The Republican Counter-Scenario
Republicans have their own levers. If incumbent Governor Kim Reynolds’ party retains the governorship with Zach Lahn winning in November, a Grassley vacancy would almost certainly result in a Republican appointment, preserving the seat. Lahn would also have no obligation to appoint a member of any faction of the party.

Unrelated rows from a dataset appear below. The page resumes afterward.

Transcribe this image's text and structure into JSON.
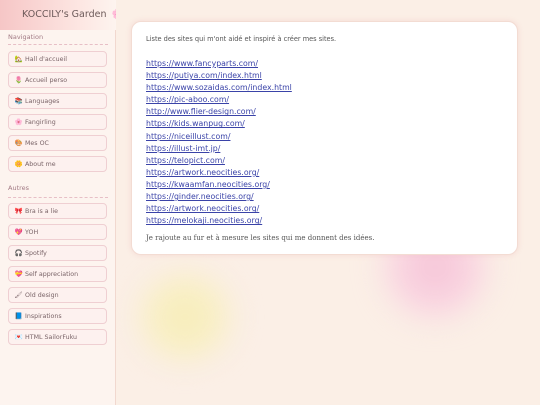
{
  "site": {
    "title": "KOCCILY's Garden",
    "title_icon": "🌸"
  },
  "sidebar": {
    "navigation_heading": "Navigation",
    "navigation": [
      {
        "icon": "🏡",
        "label": "Hall d'accueil"
      },
      {
        "icon": "🌷",
        "label": "Accueil perso"
      },
      {
        "icon": "📚",
        "label": "Languages"
      },
      {
        "icon": "🌸",
        "label": "Fangirling"
      },
      {
        "icon": "🎨",
        "label": "Mes OC"
      },
      {
        "icon": "🌼",
        "label": "About me"
      }
    ],
    "others_heading": "Autres",
    "others": [
      {
        "icon": "🎀",
        "label": "Bra is a lie"
      },
      {
        "icon": "💖",
        "label": "YOH"
      },
      {
        "icon": "🎧",
        "label": "Spotify"
      },
      {
        "icon": "💝",
        "label": "Self appreciation"
      },
      {
        "icon": "🖌",
        "label": "Old design"
      },
      {
        "icon": "📘",
        "label": "Inspirations"
      },
      {
        "icon": "💌",
        "label": "HTML SailorFuku"
      }
    ]
  },
  "main": {
    "intro": "Liste des sites qui m'ont aidé et inspiré à créer mes sites.",
    "links": [
      "https://www.fancyparts.com/",
      "https://putiya.com/index.html",
      "https://www.sozaidas.com/index.html",
      "https://pic-aboo.com/",
      "http://www.flier-design.com/",
      "https://kids.wanpug.com/",
      "https://niceillust.com/",
      "https://illust-imt.jp/",
      "https://telopict.com/",
      "https://artwork.neocities.org/",
      "https://kwaamfan.neocities.org/",
      "https://ginder.neocities.org/",
      "https://artwork.neocities.org/",
      "https://melokaji.neocities.org/"
    ],
    "outro": "Je rajoute au fur et à mesure les sites qui me donnent des idées."
  },
  "colors": {
    "link": "#3a43a8",
    "accent_pink": "#f6c3d6",
    "background": "#fbefe6"
  }
}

Additionally, Iowa Republicans introduced legislation in early 2026 to limit the next governor’s appointment authority over state boards and commissions, reflecting concern within the party about the possibility of a Sand victory. No legislation passed to alter the Senate vacancy appointment process itself, however.
The Bottom Line
The scenario in which Democrats hold both Iowa Senate seats heading into 2028 is not a political fantasy. It has a plausible, if narrow, logical chain. It would require Democratic wins in two separate statewide races in a state that has moved decisively toward Republicans in recent cycles, followed by a circumstance like a Grassley vacancy that is possible but not certain.
What makes the moment unusual is that all the prerequisite conditions exist simultaneously for the first time in years: a competitive open Senate seat, a toss-up governor’s race, and a 92-year-old incumbent whose health and longevity are genuine variables in Iowa’s political calculus.
Whether that alignment produces results will be answered on November 3.
Iowa411 presents this piece as political analysis based on publicly available information and current polling. It does not represent an editorial endorsement of any candidate or party.